Serve & Taste

Before serving wine


The wine temperature should be set correctly to enhance the flavour. It is crucial that proper service conditions are met, in order to enhance the wine experience.

White wines should be served between 10 - 12°C depending on whether the style of wine, with medium white being served nearer 12°C and lighter white wines served at 10°C.

Red wines should be be served between 12 - 18°C depending on whether the style of wine, with medium red being served nearer 18°C and lighter red wines served at 12°C  

Sweet wines and Sparkling Wines should be chilled between 6 - 8°C.

It is important to choose the correct wine glass to emphasise the importance of the wine attributes, to hold the wine balance and capture the aromas. All glasses should be examined around the rim for stains.

 

How to Serve Wine


The “host” is a term which refers to the person who is ordering the wine, present the selected wine to the host by holding the dented bottom of the wine and place the neck on your forearm, ensuring that the labelling is facing the host. Ensure that you are situated next to host and pronounce the name of the wine.

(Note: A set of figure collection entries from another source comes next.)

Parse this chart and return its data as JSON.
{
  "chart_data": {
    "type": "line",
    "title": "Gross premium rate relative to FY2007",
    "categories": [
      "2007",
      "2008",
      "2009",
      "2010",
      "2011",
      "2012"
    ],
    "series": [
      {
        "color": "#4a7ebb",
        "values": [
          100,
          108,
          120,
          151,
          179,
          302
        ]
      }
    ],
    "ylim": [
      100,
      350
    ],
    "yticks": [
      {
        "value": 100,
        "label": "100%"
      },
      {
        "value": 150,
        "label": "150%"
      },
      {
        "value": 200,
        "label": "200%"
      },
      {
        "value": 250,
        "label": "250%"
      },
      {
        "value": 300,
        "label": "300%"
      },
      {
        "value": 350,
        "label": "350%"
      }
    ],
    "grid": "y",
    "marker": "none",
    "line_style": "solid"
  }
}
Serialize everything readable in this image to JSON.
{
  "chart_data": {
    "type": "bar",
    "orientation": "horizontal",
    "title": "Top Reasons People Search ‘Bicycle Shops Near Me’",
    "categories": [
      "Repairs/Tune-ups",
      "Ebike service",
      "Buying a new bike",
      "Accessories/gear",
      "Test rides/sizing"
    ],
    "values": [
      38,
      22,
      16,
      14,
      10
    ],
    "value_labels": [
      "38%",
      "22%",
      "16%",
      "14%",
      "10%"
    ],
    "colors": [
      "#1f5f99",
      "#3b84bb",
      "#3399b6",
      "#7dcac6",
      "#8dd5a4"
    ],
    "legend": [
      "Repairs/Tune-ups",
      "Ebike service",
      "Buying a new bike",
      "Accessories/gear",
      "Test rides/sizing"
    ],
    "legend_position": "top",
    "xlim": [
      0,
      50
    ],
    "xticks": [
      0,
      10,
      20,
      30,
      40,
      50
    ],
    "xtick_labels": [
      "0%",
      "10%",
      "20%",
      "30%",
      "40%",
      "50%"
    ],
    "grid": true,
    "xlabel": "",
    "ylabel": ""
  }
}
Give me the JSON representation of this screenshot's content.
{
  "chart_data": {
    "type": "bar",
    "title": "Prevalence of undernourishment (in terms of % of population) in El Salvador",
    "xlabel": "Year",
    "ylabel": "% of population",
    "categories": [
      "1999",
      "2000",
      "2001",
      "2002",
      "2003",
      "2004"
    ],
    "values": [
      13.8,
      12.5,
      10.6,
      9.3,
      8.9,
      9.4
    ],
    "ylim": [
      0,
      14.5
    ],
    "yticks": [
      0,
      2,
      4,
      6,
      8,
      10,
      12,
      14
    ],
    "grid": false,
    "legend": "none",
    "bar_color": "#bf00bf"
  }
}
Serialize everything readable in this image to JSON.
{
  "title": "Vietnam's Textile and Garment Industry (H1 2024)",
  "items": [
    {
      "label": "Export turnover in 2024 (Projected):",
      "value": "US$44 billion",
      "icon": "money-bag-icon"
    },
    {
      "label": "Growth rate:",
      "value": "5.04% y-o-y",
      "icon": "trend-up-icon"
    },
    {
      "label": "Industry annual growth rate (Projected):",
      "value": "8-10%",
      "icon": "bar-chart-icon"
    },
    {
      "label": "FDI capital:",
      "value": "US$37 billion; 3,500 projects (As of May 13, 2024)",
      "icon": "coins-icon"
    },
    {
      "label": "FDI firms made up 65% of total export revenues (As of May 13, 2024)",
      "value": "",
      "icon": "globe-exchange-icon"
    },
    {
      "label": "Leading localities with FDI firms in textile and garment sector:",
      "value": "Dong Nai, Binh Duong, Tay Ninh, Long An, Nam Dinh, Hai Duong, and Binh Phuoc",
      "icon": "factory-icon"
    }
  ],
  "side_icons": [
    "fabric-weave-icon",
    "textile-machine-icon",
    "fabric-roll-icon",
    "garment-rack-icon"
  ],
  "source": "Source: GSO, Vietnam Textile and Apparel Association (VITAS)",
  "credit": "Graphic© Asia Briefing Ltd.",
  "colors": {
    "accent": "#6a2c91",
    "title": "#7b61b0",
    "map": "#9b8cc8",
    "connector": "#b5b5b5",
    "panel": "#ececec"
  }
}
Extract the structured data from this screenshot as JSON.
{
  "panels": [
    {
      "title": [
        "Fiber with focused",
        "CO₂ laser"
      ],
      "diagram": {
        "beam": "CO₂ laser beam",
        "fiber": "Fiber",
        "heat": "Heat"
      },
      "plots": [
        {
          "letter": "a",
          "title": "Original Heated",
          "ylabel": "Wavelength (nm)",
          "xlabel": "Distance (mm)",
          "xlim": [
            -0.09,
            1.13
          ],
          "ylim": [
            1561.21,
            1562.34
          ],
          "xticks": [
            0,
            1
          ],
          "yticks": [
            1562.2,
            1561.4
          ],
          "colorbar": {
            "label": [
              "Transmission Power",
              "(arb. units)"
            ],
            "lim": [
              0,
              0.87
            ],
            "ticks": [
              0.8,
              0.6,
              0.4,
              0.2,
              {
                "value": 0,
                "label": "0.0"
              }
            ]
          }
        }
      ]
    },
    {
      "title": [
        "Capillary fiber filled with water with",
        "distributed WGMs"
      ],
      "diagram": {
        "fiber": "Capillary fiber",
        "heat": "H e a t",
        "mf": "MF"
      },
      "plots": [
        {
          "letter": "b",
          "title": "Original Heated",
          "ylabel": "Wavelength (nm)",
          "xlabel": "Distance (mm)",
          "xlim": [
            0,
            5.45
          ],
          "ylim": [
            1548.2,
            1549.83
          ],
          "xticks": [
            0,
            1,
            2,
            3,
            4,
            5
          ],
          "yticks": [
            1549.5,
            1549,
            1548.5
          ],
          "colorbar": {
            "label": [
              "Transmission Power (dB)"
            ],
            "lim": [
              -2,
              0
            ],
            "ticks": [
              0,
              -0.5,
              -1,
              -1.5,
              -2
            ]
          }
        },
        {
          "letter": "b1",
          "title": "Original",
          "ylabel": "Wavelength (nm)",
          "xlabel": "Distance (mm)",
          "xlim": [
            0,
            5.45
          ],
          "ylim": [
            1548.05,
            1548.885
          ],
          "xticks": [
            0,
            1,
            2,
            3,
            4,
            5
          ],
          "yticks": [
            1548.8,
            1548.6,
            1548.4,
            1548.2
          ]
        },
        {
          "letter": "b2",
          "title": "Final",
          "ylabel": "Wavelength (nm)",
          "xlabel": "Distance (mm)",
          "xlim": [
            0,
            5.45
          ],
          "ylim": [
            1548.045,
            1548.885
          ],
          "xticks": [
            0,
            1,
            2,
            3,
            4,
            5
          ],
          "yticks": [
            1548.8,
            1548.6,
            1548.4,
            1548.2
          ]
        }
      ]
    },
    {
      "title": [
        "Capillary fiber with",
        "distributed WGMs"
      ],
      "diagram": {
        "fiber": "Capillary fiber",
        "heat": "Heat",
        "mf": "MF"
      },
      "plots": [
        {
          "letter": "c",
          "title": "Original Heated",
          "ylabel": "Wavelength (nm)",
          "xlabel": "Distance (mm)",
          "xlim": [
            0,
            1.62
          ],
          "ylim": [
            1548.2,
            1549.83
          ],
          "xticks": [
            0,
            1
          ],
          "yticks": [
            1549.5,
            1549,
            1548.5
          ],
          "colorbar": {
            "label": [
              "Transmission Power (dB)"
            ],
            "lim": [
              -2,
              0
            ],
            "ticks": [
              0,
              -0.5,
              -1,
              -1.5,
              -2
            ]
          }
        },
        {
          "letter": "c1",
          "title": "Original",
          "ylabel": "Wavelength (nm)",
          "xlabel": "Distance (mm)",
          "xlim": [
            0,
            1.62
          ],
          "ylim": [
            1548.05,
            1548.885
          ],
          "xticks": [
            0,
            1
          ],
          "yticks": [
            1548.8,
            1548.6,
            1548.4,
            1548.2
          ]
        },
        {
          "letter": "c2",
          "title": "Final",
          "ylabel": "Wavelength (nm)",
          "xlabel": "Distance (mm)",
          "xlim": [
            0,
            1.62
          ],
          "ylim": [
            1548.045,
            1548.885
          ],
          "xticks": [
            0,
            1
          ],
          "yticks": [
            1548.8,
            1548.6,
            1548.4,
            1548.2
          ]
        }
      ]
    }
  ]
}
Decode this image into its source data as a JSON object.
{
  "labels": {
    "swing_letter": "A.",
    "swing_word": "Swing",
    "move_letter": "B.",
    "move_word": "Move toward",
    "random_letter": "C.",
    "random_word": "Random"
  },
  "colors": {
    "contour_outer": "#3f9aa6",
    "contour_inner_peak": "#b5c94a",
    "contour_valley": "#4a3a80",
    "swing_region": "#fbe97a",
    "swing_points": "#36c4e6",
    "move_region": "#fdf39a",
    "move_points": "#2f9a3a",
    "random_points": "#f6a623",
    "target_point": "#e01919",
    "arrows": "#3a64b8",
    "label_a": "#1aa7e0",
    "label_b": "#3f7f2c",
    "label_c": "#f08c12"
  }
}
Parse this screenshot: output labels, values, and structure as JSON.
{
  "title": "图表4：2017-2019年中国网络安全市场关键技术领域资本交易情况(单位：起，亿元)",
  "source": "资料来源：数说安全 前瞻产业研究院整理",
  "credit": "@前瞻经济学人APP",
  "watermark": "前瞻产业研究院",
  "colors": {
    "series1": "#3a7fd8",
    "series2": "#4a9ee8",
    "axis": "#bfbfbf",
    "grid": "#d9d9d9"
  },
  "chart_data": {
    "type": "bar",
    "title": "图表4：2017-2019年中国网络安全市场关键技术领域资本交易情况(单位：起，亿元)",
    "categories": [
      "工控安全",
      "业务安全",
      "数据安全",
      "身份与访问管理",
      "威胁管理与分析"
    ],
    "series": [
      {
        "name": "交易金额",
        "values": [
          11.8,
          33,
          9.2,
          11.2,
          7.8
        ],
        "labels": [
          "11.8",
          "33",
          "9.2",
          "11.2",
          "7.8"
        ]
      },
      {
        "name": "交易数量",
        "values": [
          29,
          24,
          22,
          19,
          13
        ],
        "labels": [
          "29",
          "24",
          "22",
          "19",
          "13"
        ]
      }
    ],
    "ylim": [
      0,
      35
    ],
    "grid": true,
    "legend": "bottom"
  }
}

It is crucial that all foil from the bottle is removed when opening the wine to ensure the foil does not come in contact with the wine when poured. Once the wine is open offer the host the cork. Occasionally the host will request the cork to check if that the cork is not damaged, if they refuse to take the cork, place it on the table. Pour one ounce of wine into the host glass and allow the host to smell the aroma and taste the wine. If the host is content, continue to poor the wine, by holding the bottom of the wine and using the neck to poor the wine, wipe the bottle with a napkin to prevent the wine dripping. If there is wine left in the bottle, place on the table, facing outwards towards the restaurant. If the host has chosen white wine, place the wine in a wine chillier with a napkin around the bottle.
 

Tasting Wine

Wine tasting is essential to distinguish between a fine quality wine and an average wine. Wine is generally tasted and assessed in the following order:

  1. Appearance
  2. Nose
  3. Palate

 

Appearance

The first step in the wine tasting process is to access the wine colour and appearance. The wine colour in the glass can help you interpret the wine before you begin to taste the win and can also present faults with the wine before tasting. When assessing the appearance of the wine, follow the following instructions:

Obtain a clear wine glass, any glass with patterns will change the wine colour.
The background view is vital, a sheet of white paper should be placed on table.
Pour the wine into the glass and tilt it over the white paper, to observe the wine colour.
Sufficient lighting is key, as darker lighter can portray the appearance of the wine for example making the appearance of the wine darker.

Nose

The next step is to smell the wine. Swirl the wine to enhance the flavour. Sniff the wine with your nose, and identity the aromas for example you may identity that the wine is fruity. In this step you can also identify faults with the wine and may identify that the wine is impacted by cork taint by smelling an unpleasant damp smell.
If you are persuaded by the aroma, the next step is to take a small sip of wine.

Palate

Swirl the wine in your mouth and breathe in air to let the wine evaporate in your mouth. At this stage you will be able to recognise the following factors:

Is the wine sweet / dry?
Is the wine full bodied or light?
Is the wine bitter / lively?
What does the wine feel, for example is it silky or chunky?

You will be able to idenfity if the wine has high levels of acidity (this is where the mouth waters as a result of the wine). Or you may be able to identify if the wine has high levels of Tannins ( this can be identifies as the bitter flavours at the back of the tongue). Once you have swallowed the wine you will need to indentify what flavour the wine gives you.